SPÖ Kärnten - Coronakrise: Solidarität ist keine Einbahnstraße Hr. Kogler!

Sucher: Warum sollen Superreiche keinen Beitrag zur Krisenbewältigung leisten?

Klagenfurt (OTS) - Inmitten der schwersten wirtschaftlichen Krise Österreichs seit 75 Jahren, in denen viele hart arbeitende österreichische Menschen, schuldlos vor den Trümmern ihrer Existenz stehen, zieht Vizekanzler Werner Kogler (Grüne) seinen Vorstoß für eine Vermögenssteuer, für eine solidarische Abgabe von Millionären und Milliardären, zurück. Nachdem Kogler Anfang April im Hinblick auf die Bewältigung der wirtschaftlichen Folgen der Coronakrise eine Steuer auf Vermögen forderte, relativiert er nun: Die Frage stelle sich „erst in ein paar Jahren“. Mit welcher Begründung: Weil sich Österreich derzeit günstig Geld ausborgen könne.

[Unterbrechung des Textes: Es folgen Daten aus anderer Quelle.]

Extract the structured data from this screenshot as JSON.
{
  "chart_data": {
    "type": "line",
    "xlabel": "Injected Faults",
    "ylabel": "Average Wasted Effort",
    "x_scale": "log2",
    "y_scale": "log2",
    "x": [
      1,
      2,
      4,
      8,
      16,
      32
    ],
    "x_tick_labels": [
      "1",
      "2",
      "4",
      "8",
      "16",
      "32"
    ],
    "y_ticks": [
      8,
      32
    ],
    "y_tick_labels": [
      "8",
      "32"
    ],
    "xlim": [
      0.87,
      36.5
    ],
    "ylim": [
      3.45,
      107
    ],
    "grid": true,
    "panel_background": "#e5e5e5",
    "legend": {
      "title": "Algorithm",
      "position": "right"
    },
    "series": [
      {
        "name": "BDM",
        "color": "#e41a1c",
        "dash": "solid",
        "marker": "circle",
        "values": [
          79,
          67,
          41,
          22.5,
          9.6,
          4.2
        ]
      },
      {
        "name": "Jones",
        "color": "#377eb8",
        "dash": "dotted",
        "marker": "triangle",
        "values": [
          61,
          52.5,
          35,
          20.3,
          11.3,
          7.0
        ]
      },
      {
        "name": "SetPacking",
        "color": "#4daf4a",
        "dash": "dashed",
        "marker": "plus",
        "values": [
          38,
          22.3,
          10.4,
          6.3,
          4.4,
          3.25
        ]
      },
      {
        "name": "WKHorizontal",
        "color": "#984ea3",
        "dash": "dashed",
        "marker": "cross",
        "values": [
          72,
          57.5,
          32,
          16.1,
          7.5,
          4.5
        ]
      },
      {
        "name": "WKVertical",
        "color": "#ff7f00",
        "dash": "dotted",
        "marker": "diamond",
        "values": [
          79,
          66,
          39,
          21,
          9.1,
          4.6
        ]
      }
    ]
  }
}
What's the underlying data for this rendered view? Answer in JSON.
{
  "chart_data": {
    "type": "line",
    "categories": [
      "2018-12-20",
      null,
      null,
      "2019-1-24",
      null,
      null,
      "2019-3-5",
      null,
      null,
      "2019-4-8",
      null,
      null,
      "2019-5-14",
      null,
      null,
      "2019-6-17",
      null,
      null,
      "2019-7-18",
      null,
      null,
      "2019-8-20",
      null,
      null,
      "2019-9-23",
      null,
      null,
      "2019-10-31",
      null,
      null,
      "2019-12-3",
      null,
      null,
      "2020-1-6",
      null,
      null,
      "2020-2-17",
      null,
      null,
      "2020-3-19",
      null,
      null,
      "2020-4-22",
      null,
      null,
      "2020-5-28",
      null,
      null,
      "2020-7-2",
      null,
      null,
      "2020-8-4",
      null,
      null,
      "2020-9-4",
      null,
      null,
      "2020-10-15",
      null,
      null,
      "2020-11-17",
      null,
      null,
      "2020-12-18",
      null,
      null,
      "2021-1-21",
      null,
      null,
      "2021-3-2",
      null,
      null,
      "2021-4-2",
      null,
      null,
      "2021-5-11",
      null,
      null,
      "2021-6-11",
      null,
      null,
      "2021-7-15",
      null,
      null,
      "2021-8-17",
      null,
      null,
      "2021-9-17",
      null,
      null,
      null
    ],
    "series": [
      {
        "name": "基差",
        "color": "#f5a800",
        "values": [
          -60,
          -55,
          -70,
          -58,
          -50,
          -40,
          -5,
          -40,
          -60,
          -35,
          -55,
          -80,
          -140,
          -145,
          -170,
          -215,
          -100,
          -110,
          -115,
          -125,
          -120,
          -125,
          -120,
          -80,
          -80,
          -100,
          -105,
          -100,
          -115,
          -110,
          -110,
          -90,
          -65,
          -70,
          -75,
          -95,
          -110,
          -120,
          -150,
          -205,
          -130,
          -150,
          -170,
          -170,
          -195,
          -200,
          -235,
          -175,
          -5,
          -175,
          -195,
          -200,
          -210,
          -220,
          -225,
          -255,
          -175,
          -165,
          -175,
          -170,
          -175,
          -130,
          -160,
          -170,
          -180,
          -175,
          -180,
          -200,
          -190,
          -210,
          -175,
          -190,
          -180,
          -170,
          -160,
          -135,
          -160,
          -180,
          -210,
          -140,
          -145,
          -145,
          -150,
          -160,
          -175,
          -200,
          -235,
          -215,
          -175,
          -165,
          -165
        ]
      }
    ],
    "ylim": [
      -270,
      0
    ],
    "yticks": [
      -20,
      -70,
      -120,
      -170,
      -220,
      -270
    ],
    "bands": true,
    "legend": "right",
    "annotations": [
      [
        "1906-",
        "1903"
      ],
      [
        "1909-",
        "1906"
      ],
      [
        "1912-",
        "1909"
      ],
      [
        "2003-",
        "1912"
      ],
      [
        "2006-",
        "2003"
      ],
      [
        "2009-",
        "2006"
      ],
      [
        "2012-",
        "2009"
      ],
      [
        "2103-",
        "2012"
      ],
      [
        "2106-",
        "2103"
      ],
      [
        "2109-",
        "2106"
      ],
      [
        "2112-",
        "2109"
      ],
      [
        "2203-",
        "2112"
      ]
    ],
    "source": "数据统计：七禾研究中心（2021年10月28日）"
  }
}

„Man kann sich doch von einer Politik die den „Zusammenhalt“ als Leitmotiv ausgegeben hat, die Solidarität von den Österreicherinnen und Österreicher eingefordert - und erhalten hat, ein wenig mehr zur Krisenbewältigung erwarten, als politische Dogmen zu zelebrieren und bereits jetzt rote Linien festzusetzen,“ so SPÖ Kärnten Landesgeschäftsführer Andreas Sucher, zum gestrigen „Zurückrudern“ von Grünen-Chef Werner Kogler in einem ATV-Interview, betreffend eine Abgabe auf Schenkungen und Erbschaften in Millionenhöhe.

Kogler hatte im April dieses Jahres aufhorchen lassen, als er einen "rigorosen Beitrag von Millionen- und Milliarden-Erben" zur Finanzierung der Coronafolgen gefordert hat. Es hat den Anschein, als hätte der Chef der Grünen Österreich, dabei ein wenig zu viel eigenständige Meinung gewagt, ohne sich mit Koalitionspartner Kurz abzusprechen - denn nun ist dieses Thema plötzlich vom Tisch. „In ein paar Jahren“, lasse sich über diese Fragen reden, so Kogler.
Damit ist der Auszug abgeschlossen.